Es schadet aber auch ganz ohne die Geschichte hinter diesen Wörtern behinderten und/oder chronisch kranken Menschen, wenn (angebliche) fehlende Fähigkeiten als Abwertungs“grund“ verwendet werden.
Und es wirkt sich auf uns alle aus.

Das zeigt sich zur Zeit auch in den Diskussionen darüber, welche Leben gerettet werden sollten und welche vielleicht doch nicht so wichtig sind. Wisst ihr, dass zu Beginn der Pandemie, als so gut wie alles dicht gemacht wurde, die Behindertenwerkstätten weiter geöffnet waren?
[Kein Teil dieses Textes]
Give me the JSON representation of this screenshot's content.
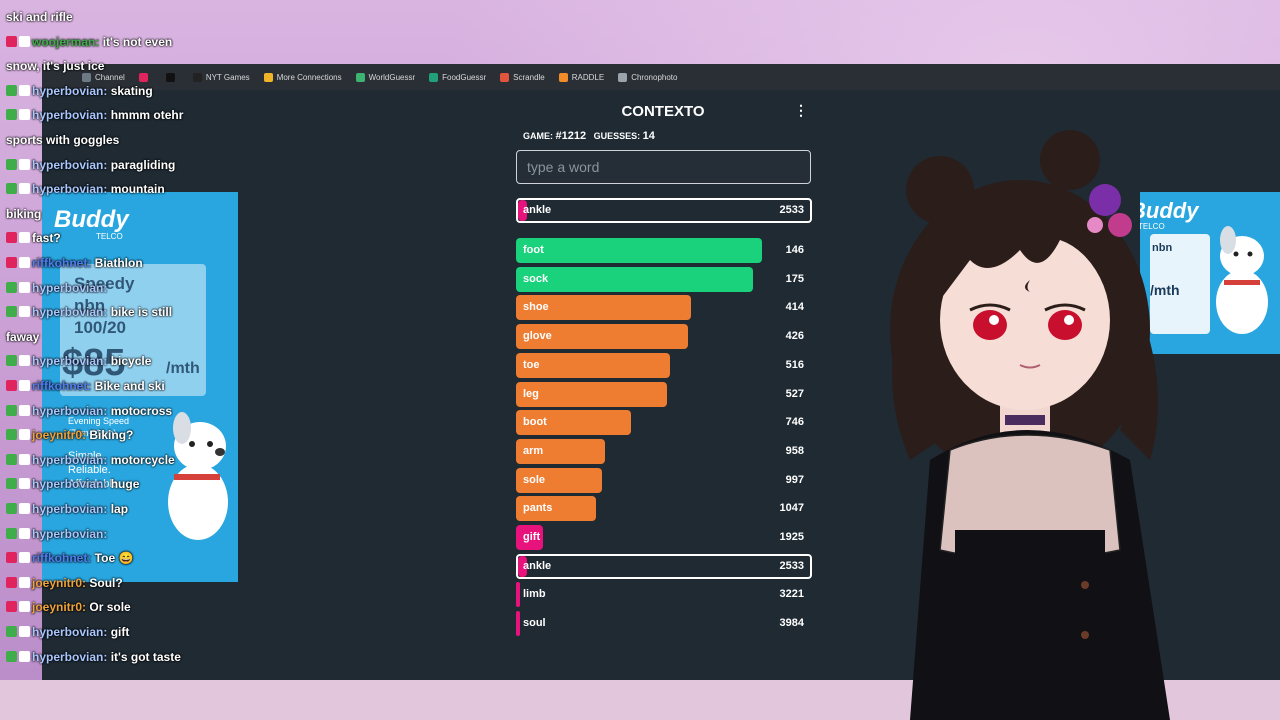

Bekommt ihr mit, dass in großen Zeitungen, Interviews und Talkshows wieder ganz offen über wertvollere und weniger wertvolle Leben gesprochen und geschrieben wird? Wir bekommen es mit.

Menschen abzuwerten, die ihr für „unfähig“, für „zu dumm“, für „abnormal“, für „hirnrissig“ haltet, schadet nicht denen, die ihr kritisieren wollt. Die unterrichten oft an Unis, sitzen in Parlamenten, haben angesehene Berufe. Sie profitieren meistens von Ableismus.

Es schadet uns. Es schadet den „Krüppeln“, den „Invaliden“, den „Schwachsinnigen“, den „Downies“.
Und es kann lebensgefährlich für uns werden.